Wednesday, June 01, 2022
Southern Skywatch June 2022 edition is now out!
Morning sky on Saturday June 4 as seen from Adelaide at 6:17 am ACST (690 minutes before sunrise). Saturn, Jupiter, Mars, Venus and Mercury form a line (Uranus, Neptune ad the Asteroid Vest are in the line too, but all need at least binoculars to see) .
The insets show the telescopic appearance of the planets at this time.
Similar views will be seen from the rest of Australia at the equivalent local time (60 minutes before sunrise, click to embiggen).
The June edition of Southern Skywatch
is now up. The planetary action is in the morning sky with five bright planets, Venus, Mars, Saturn and Jupiter in the morning sky. Towards mid-month Saturn is visible in the late evening sky.
June 1; Mars and Jupiter close in the morning sky. June 2; apogee Moon. June 8; First Quarter Moon.June 11-13 Venus within 2 finger-widths of Uranus. June 14; Full Moon. June 15; perigee Moon. June 17; Mercury at its greatest distance above the morning horizon, June 18(morning 19); Saturn and waning Moon close. June 22-23; Mercury forms a second eye with Taurus the Bull. June 22; the waning Moon near Jupiter. June 23; Last Quarter Moon. June 23; Mars close to crescent moon. June 26; the thin crescent Moon is above Venus, forming a line with Aldebaran and Mercury, with the Pleiades nearby. June 27; the thin crescent Moon forms a rectangle with Mercury, Venus and Aldebaran. June 29; New Moon. June 30; Venus forms a second eye for Taurus the Bull. June 30-31, Mars near the brightening variable star Mira.

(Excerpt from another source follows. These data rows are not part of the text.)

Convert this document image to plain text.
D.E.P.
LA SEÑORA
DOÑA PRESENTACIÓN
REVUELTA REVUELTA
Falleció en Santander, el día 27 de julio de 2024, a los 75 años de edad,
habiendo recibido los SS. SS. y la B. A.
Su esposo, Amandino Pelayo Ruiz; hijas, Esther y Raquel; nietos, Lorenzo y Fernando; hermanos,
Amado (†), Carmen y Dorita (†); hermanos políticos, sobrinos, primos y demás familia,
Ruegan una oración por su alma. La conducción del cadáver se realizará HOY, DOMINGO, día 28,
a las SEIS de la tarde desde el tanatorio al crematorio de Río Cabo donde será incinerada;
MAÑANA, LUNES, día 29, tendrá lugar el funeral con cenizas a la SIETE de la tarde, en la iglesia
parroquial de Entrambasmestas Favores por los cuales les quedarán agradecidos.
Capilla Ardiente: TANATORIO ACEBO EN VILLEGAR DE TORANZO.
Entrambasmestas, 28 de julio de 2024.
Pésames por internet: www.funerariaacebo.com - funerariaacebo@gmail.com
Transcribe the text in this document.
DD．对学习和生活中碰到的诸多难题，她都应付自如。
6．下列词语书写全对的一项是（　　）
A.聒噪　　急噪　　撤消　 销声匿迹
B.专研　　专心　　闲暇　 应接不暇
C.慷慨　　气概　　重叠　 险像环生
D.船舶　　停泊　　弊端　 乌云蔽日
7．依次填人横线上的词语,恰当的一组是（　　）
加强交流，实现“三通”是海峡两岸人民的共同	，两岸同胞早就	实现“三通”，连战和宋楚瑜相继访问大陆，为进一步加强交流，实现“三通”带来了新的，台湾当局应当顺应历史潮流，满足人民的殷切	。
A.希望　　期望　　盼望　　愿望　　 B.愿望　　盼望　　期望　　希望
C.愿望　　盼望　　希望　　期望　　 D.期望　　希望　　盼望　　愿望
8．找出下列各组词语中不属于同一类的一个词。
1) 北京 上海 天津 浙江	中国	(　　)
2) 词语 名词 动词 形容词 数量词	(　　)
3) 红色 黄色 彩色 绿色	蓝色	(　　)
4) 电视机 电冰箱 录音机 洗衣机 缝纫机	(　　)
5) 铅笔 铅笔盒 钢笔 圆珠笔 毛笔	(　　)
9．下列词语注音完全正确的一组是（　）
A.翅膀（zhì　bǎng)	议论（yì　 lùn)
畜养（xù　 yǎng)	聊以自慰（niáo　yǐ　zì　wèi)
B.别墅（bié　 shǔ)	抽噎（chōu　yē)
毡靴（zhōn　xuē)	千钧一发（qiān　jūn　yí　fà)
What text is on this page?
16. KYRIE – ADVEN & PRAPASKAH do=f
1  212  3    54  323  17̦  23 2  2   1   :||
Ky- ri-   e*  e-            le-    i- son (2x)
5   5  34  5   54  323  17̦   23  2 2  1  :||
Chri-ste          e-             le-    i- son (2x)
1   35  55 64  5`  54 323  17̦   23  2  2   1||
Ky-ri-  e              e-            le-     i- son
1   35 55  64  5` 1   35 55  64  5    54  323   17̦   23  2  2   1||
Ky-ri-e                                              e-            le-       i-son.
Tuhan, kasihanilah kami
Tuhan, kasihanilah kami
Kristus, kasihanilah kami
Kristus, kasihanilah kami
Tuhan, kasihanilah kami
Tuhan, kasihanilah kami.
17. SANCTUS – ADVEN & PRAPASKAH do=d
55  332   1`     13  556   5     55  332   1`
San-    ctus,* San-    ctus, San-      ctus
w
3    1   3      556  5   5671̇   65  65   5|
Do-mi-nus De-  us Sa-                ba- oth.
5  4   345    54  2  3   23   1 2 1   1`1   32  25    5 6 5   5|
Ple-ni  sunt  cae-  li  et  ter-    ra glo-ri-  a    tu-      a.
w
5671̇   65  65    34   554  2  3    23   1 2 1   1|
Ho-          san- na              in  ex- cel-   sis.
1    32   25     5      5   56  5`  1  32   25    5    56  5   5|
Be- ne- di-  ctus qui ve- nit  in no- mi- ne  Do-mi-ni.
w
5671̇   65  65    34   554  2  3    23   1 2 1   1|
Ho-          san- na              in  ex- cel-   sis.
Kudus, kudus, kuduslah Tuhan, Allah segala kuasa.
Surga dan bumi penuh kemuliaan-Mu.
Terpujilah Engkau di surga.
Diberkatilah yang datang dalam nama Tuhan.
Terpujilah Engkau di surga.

Mercury returns to the morning sky. But is low to the horizon until after the first week, then its is visible rising towards sinking Venus. It is at its greatest distance above the horizon on the 17th then sinks back. It forms a second eye for Taurus the Bull on the 22nd. On the 27th the thin crescent Moon forms a rectangle with Mercury, Venus and Aldebaran.
Venus starts the month below the pair of Mars and Jupiter. Venus sinks towards the horizon towards mercury and Uranus. On the 11th to 13th Venus and Uranus are within 2° of each other and are visible together in binoculars of wide field telescope eye pieces.
On the 26th Venus and the thin crescent Moon are close, the Pleiades and Aldebaran and Mercury make this an attractive sight. On the 30th Venus forms a second eye for Taurus the Bull.
Earth is at solstice on Tuesday the 21st, when the day is shortest.
Mars and Jupiter start the month very close, not as spectacular as May 30th, the pair being 1.5 ° apart. After this Jupiter climbs away from Mars. On June 23, Mars is less than 1. ° from the crescent Moon.
Jupiter Jupiter climbs higher in the morning sky and is an excellent telescopic object if you can get up that early. On the 22nd Jupiter is close to the waning Moon, forming a narrow triangle with Mars.
Saturn now enters the evening sky, but remains best in the morning skies, from about the third week Saturn will be sufficiently high in the sky to clear a cluttered horizon, but not high enough for good telescopic observation. Saturn forms a shallow triangle with delta and gamma capricorni.
On the 19th the waning Moon is close to Saturn (not spectacularly though).